The U.S. State Department approved the $75 million sale of 72 Javelin anti-tank guided missile launch units along with 410 Javelin Missiles, the Defense Security Cooperation Agency said.
“This proposed sale will contribute to the foreign policy and national security of the United States by improving the security of Georgia,” DSCA said in a press release on Monday. “The Javelin system will provide Georgia with increased capacity to meet its national defense requirements.”
The potential sale includes 410 Javelin Missiles, 72 Javelin Command Launch Units (CLUs) including two Javelin Block 1 CLUs to be used as spares, ten Basic Skills Trainers, up to 70 simulated rounds, U.S. government and contractor technical assistance and other support.

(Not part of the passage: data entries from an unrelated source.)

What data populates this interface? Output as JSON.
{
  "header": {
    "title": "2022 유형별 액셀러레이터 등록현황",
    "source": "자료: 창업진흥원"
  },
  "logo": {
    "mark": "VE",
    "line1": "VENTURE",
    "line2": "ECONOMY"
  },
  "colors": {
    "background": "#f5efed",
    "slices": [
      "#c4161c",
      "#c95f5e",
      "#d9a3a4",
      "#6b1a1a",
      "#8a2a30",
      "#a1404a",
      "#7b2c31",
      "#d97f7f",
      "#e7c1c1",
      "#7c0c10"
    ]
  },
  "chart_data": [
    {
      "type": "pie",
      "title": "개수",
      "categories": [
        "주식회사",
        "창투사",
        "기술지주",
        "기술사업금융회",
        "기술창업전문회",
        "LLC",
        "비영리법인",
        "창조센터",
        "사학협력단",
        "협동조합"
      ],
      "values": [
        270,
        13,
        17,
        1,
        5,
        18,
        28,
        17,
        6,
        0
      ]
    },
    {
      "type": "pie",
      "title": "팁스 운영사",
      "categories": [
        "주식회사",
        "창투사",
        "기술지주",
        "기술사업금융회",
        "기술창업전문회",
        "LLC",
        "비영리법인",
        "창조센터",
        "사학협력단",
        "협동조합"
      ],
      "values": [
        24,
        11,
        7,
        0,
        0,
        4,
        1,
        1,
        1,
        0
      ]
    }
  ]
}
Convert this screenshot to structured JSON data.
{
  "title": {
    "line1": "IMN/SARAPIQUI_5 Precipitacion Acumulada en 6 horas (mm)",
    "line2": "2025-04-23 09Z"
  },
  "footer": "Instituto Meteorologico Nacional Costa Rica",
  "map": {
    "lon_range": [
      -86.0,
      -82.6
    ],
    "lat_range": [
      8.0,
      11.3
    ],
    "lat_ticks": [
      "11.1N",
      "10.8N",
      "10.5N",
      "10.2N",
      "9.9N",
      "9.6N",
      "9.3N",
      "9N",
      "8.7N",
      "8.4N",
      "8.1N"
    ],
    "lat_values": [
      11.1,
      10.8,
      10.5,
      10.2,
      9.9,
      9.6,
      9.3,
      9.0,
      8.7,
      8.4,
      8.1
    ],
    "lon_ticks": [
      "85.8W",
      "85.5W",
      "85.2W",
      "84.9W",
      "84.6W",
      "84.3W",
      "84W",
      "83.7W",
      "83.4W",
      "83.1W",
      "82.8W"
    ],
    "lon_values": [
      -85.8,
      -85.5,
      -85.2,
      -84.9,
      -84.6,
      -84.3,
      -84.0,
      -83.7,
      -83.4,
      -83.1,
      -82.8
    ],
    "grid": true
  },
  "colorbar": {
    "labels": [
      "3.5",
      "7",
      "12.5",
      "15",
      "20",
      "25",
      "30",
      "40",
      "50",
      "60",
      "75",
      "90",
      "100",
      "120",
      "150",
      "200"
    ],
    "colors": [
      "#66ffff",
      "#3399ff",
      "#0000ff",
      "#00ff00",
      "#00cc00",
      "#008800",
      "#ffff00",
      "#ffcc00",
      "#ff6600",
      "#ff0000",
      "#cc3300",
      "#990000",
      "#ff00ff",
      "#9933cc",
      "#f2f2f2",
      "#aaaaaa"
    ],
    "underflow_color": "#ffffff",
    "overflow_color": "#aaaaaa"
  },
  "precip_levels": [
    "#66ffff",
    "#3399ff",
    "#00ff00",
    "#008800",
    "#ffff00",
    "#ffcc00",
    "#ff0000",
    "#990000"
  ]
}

The prime contractors will be the Raytheon/Lockheed Martin Javelin Joint Venture of Orlando, Florida, and Tucson, Arizona, but “these missiles are being provided from U.S. Army stock and the CLUs will be obtained from on-hand Special Defense Acquisition Fund (SDAF)-purchased stock,” the release said.
The proposed sale will not alter the basic military balance in the region, the DSCA said, adding that Georgia will have no difficulty absorbing this system into its armed forces.
FGM-148 Javelin fire-and forget anti-tank guided missile
The FGM-148 Javelin is a U.S.-made man-portable fire-and-forget anti-tank guided missile which locks on and uses automatic infrared guidance, allowing the user to take cover immediately.
The Javelin’s high-explosive anti-tank (HEAT) warhead can defeat modern tanks by attacking them from above, but the system can also use a direct-attack mode against buildings and helicopters.
The tandem warhead carries two shaped charges: a precursor to detonate explosive reactive armor and a primary warhead to penetrate base armor.
During the al-Shaddadi offensive in Syria in February 2016, a Javelin was used to blow up a car bomb.